Vers vingt ans, il choisit de vivre en ermite dans une grotte
au pied de la montagne, dans un lieu appelé Tola, à
huit kilomètres du monastère de Sainte-Catherine.
Mais la solitude ne l'empêcha pas de rencontrer des
personnes souhaitant avoir une direction spirituelle, ainsi
que de se rendre en visite dans plusieurs monastères
à Alexandrie. En effet, sa retraite d'ermite, loin
d'être une fuite du monde et de la réalité
humaine, déboucha sur un amour ardent pour les autres
(Vita 5) et pour Dieu (Vita 7). Après quarante ans
de vie érémitique vécue dans l'amour
pour Dieu et pour son prochain, des années pendant
lesquelles il pleura, il pria, il lutta contre les démons,
il fut nommé higoumène du grand monastère
du mont Sinaï et revint ainsi à la vie cénobitique,
dans un monastère. Mais quelques années avant
sa mort, nostalgique de sa vie d'ermite, il laissa à
son frère, moine dans le même monastère,
la conduite de la communauté. Il mourut après
650. La vie de Jean se développe entre deux montagnes,
le Sinaï et le Thabor, et on peut vraiment dire que de
lui rayonna la lumière vue par Moïse sur le Sinaï
et contemplée par les trois apôtres sur le Thabor.
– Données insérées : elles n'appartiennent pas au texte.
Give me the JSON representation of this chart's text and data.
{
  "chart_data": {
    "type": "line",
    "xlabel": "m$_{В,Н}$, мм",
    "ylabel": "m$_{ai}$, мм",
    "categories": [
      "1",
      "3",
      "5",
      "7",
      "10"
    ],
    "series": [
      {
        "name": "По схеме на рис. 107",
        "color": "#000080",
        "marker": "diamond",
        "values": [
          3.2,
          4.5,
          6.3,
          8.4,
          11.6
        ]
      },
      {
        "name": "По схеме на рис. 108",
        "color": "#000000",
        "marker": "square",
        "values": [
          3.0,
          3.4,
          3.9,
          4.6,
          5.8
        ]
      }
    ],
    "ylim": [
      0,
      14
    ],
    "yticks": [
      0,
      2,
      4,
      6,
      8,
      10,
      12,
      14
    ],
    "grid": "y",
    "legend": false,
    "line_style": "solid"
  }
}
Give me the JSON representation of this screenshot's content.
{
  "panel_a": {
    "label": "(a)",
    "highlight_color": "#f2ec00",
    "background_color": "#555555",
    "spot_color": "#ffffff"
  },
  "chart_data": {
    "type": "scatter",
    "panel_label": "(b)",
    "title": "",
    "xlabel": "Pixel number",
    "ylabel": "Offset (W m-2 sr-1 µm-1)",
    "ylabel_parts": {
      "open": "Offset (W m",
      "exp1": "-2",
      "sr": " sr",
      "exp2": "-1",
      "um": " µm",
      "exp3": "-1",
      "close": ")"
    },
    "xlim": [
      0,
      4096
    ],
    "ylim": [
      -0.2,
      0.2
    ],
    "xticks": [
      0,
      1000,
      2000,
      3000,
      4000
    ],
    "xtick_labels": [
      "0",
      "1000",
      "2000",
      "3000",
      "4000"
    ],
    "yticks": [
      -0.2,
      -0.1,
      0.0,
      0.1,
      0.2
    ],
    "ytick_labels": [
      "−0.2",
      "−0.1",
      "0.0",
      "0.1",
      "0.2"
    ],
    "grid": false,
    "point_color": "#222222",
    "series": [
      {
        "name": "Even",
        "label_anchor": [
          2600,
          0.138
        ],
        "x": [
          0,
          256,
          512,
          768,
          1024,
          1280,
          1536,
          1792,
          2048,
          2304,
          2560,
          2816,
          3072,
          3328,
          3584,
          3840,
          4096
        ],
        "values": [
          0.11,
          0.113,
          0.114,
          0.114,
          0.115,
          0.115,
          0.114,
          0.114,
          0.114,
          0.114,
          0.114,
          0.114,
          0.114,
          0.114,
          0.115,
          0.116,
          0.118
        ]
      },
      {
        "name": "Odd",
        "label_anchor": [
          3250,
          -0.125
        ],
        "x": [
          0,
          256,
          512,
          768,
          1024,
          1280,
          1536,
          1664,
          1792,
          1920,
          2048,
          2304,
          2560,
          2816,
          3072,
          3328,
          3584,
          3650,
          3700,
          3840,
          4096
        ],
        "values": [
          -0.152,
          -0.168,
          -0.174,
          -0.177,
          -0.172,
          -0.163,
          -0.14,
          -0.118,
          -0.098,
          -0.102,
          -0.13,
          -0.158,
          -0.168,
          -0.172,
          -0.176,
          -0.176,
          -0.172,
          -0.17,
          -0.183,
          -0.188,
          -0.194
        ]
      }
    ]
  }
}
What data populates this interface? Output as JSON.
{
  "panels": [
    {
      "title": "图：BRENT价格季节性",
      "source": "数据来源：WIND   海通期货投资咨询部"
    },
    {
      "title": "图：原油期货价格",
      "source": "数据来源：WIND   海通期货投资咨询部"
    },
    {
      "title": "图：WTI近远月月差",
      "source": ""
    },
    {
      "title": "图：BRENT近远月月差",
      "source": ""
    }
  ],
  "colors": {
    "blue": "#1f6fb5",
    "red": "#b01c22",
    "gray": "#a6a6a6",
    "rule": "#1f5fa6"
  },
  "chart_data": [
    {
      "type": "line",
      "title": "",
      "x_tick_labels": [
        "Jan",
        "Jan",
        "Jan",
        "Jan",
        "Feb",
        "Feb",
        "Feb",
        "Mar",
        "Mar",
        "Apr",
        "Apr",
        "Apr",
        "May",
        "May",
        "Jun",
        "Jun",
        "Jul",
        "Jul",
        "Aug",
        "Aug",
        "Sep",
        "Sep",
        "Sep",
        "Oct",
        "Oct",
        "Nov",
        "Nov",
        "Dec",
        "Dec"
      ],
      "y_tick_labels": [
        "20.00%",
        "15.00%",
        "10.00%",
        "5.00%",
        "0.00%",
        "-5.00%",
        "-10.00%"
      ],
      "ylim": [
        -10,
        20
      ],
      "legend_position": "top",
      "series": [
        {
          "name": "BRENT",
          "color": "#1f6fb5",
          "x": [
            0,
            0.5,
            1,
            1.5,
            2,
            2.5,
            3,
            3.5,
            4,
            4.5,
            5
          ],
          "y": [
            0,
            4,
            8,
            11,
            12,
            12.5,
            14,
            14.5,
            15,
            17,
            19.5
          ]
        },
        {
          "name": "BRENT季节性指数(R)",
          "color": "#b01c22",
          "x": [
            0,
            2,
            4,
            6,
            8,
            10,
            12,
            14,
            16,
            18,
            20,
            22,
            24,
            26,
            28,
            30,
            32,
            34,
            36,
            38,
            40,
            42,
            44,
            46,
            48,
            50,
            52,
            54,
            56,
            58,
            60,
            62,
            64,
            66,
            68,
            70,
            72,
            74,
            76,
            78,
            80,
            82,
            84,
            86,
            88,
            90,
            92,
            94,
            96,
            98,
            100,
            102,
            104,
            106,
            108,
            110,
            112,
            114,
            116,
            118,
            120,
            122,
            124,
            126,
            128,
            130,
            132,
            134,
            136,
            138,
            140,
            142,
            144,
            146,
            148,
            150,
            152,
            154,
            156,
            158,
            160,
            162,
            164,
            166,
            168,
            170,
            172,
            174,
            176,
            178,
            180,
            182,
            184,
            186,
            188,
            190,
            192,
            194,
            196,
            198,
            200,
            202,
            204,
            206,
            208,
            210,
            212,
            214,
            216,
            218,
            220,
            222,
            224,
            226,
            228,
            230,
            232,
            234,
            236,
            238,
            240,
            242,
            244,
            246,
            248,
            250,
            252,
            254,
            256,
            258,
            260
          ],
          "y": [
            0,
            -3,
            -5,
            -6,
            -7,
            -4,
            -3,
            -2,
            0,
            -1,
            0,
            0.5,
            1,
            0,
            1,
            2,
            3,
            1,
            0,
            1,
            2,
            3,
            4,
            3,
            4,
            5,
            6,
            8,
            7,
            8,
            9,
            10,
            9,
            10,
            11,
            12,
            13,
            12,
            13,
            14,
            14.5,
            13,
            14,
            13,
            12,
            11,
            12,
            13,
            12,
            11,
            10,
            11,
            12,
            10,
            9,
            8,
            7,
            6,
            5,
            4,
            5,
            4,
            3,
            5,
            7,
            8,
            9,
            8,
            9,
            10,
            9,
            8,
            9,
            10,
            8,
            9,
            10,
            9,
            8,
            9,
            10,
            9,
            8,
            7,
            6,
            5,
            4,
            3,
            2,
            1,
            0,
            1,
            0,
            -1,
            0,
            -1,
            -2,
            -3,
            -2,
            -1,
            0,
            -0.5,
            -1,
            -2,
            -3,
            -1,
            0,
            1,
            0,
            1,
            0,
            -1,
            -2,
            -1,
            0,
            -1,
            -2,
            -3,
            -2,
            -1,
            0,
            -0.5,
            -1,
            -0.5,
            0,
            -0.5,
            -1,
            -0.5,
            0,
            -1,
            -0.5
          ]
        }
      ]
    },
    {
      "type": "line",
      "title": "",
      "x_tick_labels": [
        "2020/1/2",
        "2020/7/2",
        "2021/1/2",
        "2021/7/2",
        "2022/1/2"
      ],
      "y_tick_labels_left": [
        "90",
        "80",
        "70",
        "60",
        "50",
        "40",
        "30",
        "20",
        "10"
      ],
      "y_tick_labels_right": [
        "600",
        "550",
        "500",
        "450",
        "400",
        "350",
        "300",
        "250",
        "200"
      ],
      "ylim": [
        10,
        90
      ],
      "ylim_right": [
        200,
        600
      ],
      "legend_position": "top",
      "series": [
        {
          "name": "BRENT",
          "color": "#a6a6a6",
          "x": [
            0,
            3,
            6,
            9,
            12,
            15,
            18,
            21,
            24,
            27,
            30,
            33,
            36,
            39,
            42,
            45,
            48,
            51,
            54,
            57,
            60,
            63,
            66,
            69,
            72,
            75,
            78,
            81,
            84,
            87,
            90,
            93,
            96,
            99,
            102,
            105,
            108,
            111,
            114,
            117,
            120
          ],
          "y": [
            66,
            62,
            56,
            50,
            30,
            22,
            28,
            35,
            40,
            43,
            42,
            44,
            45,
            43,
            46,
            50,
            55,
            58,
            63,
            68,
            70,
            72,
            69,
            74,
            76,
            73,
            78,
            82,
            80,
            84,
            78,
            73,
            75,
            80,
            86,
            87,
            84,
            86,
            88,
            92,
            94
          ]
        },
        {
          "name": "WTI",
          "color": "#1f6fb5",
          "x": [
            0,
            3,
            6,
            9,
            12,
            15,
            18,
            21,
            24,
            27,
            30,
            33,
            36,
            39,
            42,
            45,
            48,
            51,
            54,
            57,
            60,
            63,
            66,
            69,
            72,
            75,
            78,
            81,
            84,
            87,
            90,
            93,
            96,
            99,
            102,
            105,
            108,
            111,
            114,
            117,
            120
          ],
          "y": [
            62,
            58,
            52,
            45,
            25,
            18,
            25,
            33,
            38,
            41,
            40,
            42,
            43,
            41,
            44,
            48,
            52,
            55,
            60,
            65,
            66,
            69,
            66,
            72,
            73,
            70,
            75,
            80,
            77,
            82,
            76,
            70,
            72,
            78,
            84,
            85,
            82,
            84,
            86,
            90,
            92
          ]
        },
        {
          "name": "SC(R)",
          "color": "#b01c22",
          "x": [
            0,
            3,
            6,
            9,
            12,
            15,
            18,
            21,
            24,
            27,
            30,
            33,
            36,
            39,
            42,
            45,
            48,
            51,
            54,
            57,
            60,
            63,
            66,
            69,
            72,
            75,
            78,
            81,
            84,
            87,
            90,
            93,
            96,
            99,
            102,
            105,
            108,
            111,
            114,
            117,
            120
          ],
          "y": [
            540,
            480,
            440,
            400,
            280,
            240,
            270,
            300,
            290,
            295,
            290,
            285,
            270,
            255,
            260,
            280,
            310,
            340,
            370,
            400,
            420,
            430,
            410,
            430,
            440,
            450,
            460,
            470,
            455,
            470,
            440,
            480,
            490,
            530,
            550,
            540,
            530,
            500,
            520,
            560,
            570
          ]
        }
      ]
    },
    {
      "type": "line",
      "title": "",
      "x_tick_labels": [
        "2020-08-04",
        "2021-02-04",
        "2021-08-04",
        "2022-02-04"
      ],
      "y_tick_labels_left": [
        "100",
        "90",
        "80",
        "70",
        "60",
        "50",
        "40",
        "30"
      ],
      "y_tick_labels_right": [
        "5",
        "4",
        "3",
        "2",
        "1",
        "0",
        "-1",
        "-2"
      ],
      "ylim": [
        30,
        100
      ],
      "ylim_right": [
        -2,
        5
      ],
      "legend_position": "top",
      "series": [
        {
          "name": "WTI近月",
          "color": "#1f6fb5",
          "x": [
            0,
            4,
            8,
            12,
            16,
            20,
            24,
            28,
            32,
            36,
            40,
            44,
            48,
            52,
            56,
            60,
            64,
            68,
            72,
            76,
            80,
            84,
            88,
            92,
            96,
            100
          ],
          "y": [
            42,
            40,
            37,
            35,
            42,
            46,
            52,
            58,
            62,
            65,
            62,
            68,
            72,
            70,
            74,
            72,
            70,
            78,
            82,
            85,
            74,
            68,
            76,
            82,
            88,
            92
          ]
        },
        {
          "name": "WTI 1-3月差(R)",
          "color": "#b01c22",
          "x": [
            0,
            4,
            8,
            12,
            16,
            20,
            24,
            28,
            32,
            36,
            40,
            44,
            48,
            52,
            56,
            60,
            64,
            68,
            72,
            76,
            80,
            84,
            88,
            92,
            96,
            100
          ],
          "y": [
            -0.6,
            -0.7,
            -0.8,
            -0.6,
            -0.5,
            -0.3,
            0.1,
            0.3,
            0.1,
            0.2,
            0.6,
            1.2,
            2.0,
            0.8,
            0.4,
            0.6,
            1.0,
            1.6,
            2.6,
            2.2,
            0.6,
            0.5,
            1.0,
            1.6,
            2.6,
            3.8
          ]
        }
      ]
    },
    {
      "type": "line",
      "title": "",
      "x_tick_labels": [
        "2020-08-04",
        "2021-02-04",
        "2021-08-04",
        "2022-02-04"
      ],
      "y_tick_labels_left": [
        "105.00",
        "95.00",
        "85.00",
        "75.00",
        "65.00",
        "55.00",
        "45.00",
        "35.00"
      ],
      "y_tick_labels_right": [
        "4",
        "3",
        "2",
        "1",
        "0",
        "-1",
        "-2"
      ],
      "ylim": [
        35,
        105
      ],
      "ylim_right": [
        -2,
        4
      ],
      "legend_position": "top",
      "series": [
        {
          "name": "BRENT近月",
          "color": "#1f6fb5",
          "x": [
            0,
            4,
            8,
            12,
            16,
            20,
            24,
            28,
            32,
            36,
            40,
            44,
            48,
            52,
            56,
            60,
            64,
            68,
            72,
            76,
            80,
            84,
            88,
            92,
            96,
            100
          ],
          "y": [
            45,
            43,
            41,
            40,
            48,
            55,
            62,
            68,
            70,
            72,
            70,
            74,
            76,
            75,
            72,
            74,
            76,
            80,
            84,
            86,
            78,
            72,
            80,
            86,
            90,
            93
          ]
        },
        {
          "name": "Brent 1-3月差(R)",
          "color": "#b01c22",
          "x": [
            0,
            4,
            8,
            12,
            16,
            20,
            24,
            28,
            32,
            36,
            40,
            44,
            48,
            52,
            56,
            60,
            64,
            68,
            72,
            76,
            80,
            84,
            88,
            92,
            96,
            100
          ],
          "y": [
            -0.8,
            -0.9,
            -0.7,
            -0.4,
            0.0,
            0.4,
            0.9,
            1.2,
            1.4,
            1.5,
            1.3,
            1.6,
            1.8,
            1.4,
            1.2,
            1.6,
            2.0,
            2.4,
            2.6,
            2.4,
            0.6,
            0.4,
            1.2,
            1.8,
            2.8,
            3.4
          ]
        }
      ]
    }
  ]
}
Il devint célèbre, comme je l'ai dit, pour l'œuvre
intitulée l'Echelle (klímax), qualifiée
en Occident comme Echelle du paradis (PG 88,632-1164). Composée
sur la requête insistante du proche higoumène
du monastère de Raito au Sinaï, l'Echelle est
un traité complet de vie spirituelle, où Jean
décrit le chemin du moine depuis le renoncement au
monde jusqu'à la perfection de l'amour. C'est un chemin
qui - selon ce livre - se développe à travers
trente marches, chacune d'elle étant liée à
celle qui suit. Le chemin peut être synthétisé
en trois phases successives : la première s'exprime
dans la rupture avec le monde dans le but de retourner à
l'état de l'enfance évangélique. L'essentiel
n'est donc pas la rupture, mais le lien avec ce que Jésus
a dit, c'est-à-dire revenir à la véritable
enfance dans un sens spirituel, devenir comme les enfants.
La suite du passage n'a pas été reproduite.